Lydia Hall (left) having a taste of the the big time with In-Kyung Kim, the defending champion, at Lytham
Lydia, the other Hall to make the cut, is a talented woman from Wales, whose main struggle is finding competitions to play in on a regular basis. The Ryder Cup at Celtic Manor in 2010 was meant to promote the game in the Principality at all levels on a long-term basis but perhaps in these days of ultra-short attention spans eight years is a lifetime. And, of course, professional golf, like all professional sport, is a bit of an indulgence, not a necessity. At the moment, there’s no professional tournament for women in Wales. Scotland, where the government is putting some money where its mouth is, is a different matter, though, of course, its Ryder Cup at Gleneagles was only four years ago and the Solheim Cup will be in Perthshire next year.
Mark Lichtenhein, who is currently in charge of developing the ailing (these days it’s always “ailing”) LET (Ladies’ European Tour), came up with a sobering statistic at Lytham. Apparently, 99 per cent of the sponsorship money that is put into sport worldwide goes into men’s sport…….Gulp. Now, one per cent might amount to a tidy sum but it’s still only ONE per cent – to cover all the running, jumping, shooting, swinging, diving, whatever, that women do all over the world…. Time to scratch the heads, devise a strategy or three, roll up the sleeves and take on that big wall, brick by brick.

The LET’s Mark Lichtenhein (left) in optimistic mood with the AGW’s Andy Farrell
Mark also said that there were a lot of Norwegians (or it might have been Icelanders) trying to get their card at the LET qualifying school, so he had a chat with their fathers, who were enjoying a beer as their daughters battled to plant their spikes on the fairway to a professional career. “This should work both ways,” Mark said (I paraphrase). “What are you doing to help me and your daughters? You can’t just send them to me and expect me to provide them with a living without some help.
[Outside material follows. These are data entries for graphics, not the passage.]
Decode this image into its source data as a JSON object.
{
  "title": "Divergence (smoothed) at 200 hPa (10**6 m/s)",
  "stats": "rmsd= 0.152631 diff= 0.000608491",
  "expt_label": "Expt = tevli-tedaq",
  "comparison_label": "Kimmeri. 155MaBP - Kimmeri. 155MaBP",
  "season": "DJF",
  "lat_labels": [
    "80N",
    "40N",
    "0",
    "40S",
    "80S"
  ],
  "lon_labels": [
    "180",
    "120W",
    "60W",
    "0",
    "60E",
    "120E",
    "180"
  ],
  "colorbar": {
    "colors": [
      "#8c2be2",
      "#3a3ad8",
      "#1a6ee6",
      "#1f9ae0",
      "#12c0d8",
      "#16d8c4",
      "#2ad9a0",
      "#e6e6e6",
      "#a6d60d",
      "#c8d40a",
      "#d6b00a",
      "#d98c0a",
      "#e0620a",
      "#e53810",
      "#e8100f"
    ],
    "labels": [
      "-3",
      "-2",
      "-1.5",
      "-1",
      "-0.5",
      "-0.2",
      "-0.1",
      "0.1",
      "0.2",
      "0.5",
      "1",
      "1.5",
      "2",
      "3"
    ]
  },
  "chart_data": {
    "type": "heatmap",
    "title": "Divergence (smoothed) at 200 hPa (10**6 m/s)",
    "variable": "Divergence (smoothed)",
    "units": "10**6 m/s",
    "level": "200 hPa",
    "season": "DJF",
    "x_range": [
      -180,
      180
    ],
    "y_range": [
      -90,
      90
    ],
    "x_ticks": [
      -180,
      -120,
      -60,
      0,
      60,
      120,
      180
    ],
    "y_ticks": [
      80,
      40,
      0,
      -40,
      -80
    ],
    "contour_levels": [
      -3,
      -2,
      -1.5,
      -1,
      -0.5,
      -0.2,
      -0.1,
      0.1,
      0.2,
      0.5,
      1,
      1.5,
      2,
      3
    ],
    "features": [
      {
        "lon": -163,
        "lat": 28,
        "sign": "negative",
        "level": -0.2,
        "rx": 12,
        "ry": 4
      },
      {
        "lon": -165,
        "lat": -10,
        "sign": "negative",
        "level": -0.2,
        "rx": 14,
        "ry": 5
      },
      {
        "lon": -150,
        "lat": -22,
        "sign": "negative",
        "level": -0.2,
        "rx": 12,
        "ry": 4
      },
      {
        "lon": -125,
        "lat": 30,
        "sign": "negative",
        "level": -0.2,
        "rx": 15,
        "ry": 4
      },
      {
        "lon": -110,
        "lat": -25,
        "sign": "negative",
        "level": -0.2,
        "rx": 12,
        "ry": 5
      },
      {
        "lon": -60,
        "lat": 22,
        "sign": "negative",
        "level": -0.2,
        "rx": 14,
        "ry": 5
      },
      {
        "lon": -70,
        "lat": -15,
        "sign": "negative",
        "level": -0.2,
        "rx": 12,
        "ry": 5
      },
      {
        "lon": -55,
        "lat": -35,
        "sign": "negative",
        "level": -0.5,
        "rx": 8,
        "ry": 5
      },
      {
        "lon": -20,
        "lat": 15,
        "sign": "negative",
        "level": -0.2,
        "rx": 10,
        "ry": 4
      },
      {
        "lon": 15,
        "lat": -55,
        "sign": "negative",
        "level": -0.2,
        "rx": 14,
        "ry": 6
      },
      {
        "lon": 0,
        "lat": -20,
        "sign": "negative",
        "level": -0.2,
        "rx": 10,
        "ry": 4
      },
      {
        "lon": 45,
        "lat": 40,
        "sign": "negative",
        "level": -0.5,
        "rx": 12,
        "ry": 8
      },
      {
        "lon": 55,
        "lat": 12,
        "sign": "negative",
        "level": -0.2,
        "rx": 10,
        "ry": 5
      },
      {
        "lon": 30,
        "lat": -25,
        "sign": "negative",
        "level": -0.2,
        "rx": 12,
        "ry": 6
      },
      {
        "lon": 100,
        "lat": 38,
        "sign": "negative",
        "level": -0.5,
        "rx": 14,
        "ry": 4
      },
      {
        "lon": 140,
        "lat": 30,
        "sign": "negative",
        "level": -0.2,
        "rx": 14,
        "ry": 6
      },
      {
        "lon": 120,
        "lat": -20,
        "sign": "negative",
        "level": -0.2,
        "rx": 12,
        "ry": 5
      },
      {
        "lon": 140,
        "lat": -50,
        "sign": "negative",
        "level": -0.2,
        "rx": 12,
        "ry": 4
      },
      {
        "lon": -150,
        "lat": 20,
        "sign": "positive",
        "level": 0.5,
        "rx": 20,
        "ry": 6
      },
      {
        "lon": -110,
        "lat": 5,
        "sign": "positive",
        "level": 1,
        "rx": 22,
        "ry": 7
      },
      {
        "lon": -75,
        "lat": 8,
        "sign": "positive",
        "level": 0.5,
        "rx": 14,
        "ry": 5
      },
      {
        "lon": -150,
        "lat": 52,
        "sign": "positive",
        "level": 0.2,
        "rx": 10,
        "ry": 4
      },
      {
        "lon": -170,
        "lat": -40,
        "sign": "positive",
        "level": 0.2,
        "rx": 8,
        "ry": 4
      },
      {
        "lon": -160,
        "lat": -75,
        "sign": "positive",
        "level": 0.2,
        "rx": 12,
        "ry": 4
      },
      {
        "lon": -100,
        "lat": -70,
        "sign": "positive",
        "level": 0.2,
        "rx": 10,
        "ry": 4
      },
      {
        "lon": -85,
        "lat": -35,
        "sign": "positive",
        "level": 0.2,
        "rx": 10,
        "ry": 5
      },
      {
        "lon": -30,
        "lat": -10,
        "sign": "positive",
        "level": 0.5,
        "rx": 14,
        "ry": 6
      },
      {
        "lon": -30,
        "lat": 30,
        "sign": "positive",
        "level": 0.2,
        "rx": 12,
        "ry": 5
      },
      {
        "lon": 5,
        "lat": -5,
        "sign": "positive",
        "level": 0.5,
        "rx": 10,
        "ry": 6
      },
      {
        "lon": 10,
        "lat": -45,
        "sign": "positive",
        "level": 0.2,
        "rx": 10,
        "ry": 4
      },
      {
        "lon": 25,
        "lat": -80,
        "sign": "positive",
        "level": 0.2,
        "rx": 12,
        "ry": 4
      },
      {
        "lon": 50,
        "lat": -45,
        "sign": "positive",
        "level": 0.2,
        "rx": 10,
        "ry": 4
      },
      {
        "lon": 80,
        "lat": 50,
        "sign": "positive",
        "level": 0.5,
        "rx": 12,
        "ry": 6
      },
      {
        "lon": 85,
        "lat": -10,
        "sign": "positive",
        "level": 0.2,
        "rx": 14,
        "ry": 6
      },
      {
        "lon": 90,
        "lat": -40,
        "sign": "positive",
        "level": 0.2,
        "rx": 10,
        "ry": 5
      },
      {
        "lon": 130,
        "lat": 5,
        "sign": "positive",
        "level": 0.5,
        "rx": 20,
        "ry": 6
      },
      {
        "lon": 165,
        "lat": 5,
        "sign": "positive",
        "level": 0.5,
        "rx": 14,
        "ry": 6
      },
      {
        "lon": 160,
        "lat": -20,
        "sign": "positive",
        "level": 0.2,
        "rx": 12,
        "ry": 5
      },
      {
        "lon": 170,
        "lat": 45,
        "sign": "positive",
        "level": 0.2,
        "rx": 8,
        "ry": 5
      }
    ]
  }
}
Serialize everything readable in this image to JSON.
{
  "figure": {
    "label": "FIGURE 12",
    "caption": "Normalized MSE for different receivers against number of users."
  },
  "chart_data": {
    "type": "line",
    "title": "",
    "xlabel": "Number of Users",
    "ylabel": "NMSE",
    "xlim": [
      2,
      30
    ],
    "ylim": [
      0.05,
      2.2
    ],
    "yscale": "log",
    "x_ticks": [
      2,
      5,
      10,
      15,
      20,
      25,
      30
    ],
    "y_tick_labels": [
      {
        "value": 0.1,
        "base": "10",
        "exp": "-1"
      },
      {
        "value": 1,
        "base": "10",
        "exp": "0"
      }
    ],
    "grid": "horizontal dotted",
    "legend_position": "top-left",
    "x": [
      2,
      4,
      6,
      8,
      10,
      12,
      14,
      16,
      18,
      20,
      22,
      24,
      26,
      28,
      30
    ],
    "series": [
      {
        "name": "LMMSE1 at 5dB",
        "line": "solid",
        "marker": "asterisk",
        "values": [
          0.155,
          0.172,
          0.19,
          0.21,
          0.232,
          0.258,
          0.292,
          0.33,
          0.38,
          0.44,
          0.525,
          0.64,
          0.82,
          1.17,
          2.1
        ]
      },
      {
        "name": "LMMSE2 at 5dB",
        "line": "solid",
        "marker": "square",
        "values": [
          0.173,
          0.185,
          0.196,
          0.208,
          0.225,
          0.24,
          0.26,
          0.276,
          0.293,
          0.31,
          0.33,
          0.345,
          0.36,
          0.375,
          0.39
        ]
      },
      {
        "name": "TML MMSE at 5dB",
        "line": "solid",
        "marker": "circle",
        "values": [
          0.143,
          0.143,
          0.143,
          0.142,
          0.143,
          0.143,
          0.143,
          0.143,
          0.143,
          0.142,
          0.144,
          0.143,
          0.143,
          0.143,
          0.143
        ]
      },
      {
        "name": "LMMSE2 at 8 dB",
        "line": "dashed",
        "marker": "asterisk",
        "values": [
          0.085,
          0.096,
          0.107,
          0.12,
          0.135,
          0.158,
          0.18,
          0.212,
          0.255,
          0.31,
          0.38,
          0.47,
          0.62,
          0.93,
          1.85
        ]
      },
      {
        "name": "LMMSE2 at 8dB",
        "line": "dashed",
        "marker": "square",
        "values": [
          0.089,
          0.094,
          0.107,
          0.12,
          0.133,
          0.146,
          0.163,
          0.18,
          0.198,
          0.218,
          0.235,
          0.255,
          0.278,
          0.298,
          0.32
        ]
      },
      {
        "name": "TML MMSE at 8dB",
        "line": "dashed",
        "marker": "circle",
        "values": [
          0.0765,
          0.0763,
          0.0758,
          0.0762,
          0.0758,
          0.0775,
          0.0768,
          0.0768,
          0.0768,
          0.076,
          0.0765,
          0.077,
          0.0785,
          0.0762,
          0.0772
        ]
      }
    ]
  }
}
Where are the tournaments in Norway/Iceland?”
The great thing about golf is that it doesn’t have to be hideously expensive – though no tournament will be cheap to stage – and I still see it as inclusive rather than exclusive. It’s a game for all ages and stages and genders. If you can walk, it’s good exercise and even if every joint is creaking, you can devise a method to work your way round the course and, with judicious handicapping, be competitive. Karen Stupples, pre Hall the last Englishwoman to win the British (at Sunningdale in 2004), said on the radio the other night that golf “is no longer a game for wimps. It’s a game for athletes.” Maybe so at the highest level but your opponent, however big, won’t be lumbering towards you with malice aforethought.
Keep swinging!

Karen Stupples (left), former champion, now a trenchant analyst for TV and radio, contemplates the vagaries of a British summer
[I was going to mention the home internationals at Ballybunion and the European Championships at Gleneagles this week, where Georgia Hall is partnering Laura Davies but that format has me baffled and I’ve run out of steam. Other websites may fill in the details. Or not. That’s another rant for another day!]